The draft rejection notice explains that the IFRS IC decided not to propose an amendment for inclusion in Annual Improvements, “because of concerns relating to possible unintended consequences of making any changes”. We believe that maintaining the current wording of IAS 36 may lead to recognising inappropriate allocations of impairment losses between the parent and the NCI. We believe that amending appendix C to allow an entity to allocate goodwill impairments either on the basis of the allocation of profit or loss or another appropriate method would address the problem described above and would not have further unintended consequences. We believe that the Staff proposal would achieve this and meets the draft definition of an Annual Improvement in the amendments to the due process handbook. We therefore encourage the IFRS IC to reconsider whether this could be included in Annual Improvements.

If you have any questions in relation to this letter please do not hesitate to contact Mary Dolson (020 7804 2930).

Yours faithfully

PricewaterhouseCoopers LLP


Appendix

IAS 36Impairment of Assets— Calculation of value in use

The Committee received a request for clarification on whether estimated future cash flows expected to arise from dividends that are calculated using dividend discount models (DDMs), are an appropriate cash flow projection when determining the calculation of value in use of a cash-generating unit (CGU) in accordance with paragraph 33 of IAS 36.
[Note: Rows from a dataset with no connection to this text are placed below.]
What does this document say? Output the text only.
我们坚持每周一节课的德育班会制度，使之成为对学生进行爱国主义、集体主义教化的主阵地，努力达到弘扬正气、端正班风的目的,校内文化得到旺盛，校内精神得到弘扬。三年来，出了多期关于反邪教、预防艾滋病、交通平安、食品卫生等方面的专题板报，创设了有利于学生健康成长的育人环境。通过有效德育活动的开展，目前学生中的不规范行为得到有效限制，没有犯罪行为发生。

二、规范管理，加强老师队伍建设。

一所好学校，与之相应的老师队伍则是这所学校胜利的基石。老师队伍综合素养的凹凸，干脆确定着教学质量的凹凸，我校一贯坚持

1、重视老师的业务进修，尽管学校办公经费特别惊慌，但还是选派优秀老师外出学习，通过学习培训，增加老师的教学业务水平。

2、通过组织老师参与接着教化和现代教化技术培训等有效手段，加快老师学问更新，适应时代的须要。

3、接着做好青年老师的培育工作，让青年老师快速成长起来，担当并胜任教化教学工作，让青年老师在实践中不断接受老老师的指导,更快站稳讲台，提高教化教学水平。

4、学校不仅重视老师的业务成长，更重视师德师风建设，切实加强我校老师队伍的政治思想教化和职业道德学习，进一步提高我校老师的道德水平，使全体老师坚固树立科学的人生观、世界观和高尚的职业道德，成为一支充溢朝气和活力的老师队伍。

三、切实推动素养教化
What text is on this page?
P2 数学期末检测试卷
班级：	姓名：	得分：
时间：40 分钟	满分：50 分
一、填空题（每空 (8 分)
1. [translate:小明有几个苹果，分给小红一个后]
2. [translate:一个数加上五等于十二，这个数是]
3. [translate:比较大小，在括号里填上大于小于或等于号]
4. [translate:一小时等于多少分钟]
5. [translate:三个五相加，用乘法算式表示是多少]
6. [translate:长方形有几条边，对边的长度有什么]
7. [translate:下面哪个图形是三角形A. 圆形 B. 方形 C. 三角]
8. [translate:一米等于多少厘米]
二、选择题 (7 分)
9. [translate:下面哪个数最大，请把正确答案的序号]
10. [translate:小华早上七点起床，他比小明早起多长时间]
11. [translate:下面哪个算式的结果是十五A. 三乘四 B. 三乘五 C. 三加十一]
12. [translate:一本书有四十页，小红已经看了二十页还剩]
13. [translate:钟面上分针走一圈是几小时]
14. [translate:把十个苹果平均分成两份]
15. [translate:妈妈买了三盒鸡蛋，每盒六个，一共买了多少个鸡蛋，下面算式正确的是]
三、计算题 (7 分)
The Committee noted that paragraphs 30-57 in IAS 36 provide guidance on the principles to be applied in calculating value in use of a CGU. The Committee observed that calculations using a DDM which values shares at the discounted value of future dividend payments may be appropriate when calculating value in use of a single asset, for example when determining whether an investment is impaired in the separate financial statements of an entity. For example, the cash flows associated with liabilities are usually excluded from the value in use of a CGU. In some cases, a DDM may determine a value for a company on the basis of future cash flows that are expected to be available for distribution to the shareholders (rather than future cash flows from dividends), discounted at a rate expressing the cost of capital. Such a model could be used to calculate the value in use of a CGU in consolidated financial statements provided the model was consistent with the requirements of IAS 36.

The Committee noted that the current principles in IAS 36 relating to the calculation of value in use of a CGU are clear and that any guidance it could provide would be in the nature of application guidance. Consequently, the Committee [decided] not to add the issue to its agenda.